Dengan adanya kasus tersebut, semakin menambah deretan kasus kekerasan yang ada di Perguruan Tinggi. Perguruan Tinggi menjadi sasaran empuk sekaligus penyumbang angka terbesar dalam kasus kekerasan. Jelas ini merupakan satu hal yang mengagetkan dan memprihatinkan bagi kita semua. Perguruan Tinggi yang awalnya diproyeksikan sebagai lembaga pendidikan yang mengedepankan tri dharma Perguruan Tinggi, kini sedikit tercoreng dengan adanya kasus kekerasan yang tumbuh subur di dalamnya. Perguruan Tinggi yang didapuk sebagai tempat berkumpulnya para civitas akademika, para intelektual, dan para kaum terdidik justru beralih fungsi sebagai ladang empuk para predator kekerasan. Tentu ini tidak mencerminkan orientasi sesungguhnya dari sebuah tempat yang sering disebut pusat peradaban manusia.

Ada beberapa hal bisa dikritisi dari rentetan kasus kekerasan yang terjadi di lingkungan Perguruan Tinggi. Pertama, deretan kasus di atas semakin menodai wajah pendidikan nasional yang tidak lagi mampu menjelma sebagai solutor dalam upaya mencerdasan kehidupan anak bangsa yang berakhlakul karimah sesuai dengan amanat konstitusi. Kedua, kampus tidak lagi menyediakan ruang yang nyaman dan aman bagi setiap mahasiswanya untuk memperoleh hak dan kewajibannya dalam dunia pendidikan. Ketiga, tidak ada sanksi tegas sebagai langkah Detterent Effect (efek jera) berupa pemberhentian bagi setiap pelaku kekerasan, sehingga secara tidak langsung kampus terkesan memelihara para pelaku kekerasan untuk hidup di lingkungannya.

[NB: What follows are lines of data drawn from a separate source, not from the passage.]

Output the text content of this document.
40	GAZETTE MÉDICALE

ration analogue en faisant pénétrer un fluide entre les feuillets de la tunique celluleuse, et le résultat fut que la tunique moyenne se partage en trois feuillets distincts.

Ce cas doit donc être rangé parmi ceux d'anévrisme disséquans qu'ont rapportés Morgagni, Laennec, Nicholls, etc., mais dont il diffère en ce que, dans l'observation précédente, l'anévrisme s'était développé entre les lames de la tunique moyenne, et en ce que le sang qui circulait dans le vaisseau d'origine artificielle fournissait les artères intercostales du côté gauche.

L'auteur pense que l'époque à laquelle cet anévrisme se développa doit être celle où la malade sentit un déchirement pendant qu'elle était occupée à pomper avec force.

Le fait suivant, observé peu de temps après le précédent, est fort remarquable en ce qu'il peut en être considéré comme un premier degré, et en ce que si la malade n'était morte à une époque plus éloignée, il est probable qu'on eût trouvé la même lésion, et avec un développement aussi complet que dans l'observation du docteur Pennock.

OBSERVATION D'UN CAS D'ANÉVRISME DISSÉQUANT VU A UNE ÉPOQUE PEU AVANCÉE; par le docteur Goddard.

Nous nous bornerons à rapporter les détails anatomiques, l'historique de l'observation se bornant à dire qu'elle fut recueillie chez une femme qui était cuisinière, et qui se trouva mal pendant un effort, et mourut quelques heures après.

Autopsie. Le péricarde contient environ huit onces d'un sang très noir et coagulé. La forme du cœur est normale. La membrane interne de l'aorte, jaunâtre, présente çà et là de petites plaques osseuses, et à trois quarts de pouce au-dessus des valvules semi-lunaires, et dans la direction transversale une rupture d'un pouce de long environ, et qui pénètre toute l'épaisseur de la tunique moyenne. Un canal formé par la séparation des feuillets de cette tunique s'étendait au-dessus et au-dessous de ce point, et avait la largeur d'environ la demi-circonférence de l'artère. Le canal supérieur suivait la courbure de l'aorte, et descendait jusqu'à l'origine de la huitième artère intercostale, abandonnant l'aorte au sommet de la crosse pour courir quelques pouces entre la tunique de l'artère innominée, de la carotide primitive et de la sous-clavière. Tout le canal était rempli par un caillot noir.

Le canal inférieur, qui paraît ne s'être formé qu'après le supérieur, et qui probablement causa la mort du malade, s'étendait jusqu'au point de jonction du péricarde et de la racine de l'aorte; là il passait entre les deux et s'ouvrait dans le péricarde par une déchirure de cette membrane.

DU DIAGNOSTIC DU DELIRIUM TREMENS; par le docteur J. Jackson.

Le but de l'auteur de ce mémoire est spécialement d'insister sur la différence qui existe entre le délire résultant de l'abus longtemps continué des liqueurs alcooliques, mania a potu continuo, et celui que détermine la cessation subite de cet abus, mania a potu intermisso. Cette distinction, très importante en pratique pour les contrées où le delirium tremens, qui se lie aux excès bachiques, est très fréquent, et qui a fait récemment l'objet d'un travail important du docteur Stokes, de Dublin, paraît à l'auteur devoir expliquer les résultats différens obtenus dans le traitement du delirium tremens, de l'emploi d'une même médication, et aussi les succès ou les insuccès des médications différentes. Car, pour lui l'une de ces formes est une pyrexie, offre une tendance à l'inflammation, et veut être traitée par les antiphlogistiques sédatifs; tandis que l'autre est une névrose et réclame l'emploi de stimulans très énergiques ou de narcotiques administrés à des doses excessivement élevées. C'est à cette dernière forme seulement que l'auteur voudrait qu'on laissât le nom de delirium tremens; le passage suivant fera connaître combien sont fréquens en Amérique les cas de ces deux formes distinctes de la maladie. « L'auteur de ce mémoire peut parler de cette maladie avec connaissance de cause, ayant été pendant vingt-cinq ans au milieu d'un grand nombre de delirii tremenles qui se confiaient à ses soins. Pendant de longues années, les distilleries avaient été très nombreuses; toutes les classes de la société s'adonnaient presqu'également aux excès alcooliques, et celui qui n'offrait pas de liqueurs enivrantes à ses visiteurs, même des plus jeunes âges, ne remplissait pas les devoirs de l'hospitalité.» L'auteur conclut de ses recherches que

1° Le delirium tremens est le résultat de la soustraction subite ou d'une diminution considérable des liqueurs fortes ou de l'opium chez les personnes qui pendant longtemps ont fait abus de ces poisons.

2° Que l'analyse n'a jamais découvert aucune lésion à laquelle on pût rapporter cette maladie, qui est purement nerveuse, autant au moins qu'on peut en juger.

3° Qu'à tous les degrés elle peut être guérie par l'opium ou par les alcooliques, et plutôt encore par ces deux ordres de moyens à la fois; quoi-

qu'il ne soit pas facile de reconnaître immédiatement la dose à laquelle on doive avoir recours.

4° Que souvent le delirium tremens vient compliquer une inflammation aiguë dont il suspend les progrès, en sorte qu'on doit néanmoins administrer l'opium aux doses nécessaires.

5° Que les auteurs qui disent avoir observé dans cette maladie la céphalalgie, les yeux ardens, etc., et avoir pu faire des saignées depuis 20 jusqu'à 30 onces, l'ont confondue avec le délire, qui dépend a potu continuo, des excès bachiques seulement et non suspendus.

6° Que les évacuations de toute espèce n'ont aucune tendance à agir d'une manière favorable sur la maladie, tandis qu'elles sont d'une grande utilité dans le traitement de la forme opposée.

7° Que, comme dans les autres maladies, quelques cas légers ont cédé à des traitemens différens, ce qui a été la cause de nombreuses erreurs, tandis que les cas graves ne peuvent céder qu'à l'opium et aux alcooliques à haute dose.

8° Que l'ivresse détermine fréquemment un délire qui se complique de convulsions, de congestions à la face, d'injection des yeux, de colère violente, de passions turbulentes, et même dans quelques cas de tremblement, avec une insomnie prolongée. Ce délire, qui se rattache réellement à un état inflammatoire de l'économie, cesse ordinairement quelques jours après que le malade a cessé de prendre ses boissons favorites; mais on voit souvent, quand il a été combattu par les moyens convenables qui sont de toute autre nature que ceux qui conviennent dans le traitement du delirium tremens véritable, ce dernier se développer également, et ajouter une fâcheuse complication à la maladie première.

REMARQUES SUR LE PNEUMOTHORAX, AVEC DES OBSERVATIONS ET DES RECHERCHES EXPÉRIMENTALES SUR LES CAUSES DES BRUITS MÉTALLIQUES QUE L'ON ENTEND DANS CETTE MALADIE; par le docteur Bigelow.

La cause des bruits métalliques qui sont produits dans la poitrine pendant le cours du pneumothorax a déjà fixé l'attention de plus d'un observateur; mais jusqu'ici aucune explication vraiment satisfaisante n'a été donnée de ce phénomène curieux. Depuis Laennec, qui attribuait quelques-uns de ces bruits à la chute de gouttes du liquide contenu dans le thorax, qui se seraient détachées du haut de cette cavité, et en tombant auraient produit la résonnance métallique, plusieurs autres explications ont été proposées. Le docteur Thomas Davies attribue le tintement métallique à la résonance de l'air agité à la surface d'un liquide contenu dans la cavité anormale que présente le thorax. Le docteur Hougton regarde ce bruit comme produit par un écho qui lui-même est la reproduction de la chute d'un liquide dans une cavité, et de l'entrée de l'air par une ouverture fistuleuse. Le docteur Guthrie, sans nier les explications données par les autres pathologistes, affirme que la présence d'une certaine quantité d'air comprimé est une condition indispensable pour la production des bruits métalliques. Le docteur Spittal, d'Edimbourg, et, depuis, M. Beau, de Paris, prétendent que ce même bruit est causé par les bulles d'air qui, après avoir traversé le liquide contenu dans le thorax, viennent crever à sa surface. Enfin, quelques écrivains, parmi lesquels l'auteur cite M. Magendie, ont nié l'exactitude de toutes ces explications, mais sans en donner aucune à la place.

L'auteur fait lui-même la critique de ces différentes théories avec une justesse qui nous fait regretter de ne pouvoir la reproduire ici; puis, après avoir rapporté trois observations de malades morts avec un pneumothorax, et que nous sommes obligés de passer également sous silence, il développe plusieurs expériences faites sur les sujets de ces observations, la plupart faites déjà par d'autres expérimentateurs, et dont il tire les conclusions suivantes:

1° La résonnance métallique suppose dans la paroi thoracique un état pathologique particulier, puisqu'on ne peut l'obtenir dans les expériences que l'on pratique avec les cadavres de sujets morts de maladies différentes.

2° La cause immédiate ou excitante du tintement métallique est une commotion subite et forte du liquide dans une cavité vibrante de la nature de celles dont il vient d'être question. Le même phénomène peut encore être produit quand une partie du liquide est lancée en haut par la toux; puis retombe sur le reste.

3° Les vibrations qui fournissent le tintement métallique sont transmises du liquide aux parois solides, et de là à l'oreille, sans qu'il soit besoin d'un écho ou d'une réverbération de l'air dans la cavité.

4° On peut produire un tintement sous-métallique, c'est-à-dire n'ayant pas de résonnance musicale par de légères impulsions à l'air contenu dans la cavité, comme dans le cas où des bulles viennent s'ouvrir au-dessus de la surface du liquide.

Beberapa hal yang dikritisi di atas merupakan gagasan dan pandangan yang coba dicurahkan sebagai upaya mengembalikan orientasi dan citra Perguruan Tinggi yang sesungguhnya. Kasus kekerasan yang terjadi di lingkungan Perguruan Tinggi sepatutnya dipandang sebagai suatu masalah yang serius dari berbagai lapisan masyarakat yang ada di dalamnya. Perguruan Tinggi harusnya mampu menjelma sebagai lembaga pendidikan yang menyiapkan ruang yang aman dan nyaman bagi setiap masyarakatnya. Sebab bukankah hasil dari pengetahuan adalah tindakan, yang dalam rasionya dapat dipahami pembentukan karakter dan kepribadian yang luhur sebagai buah dari suatu pengetahuan.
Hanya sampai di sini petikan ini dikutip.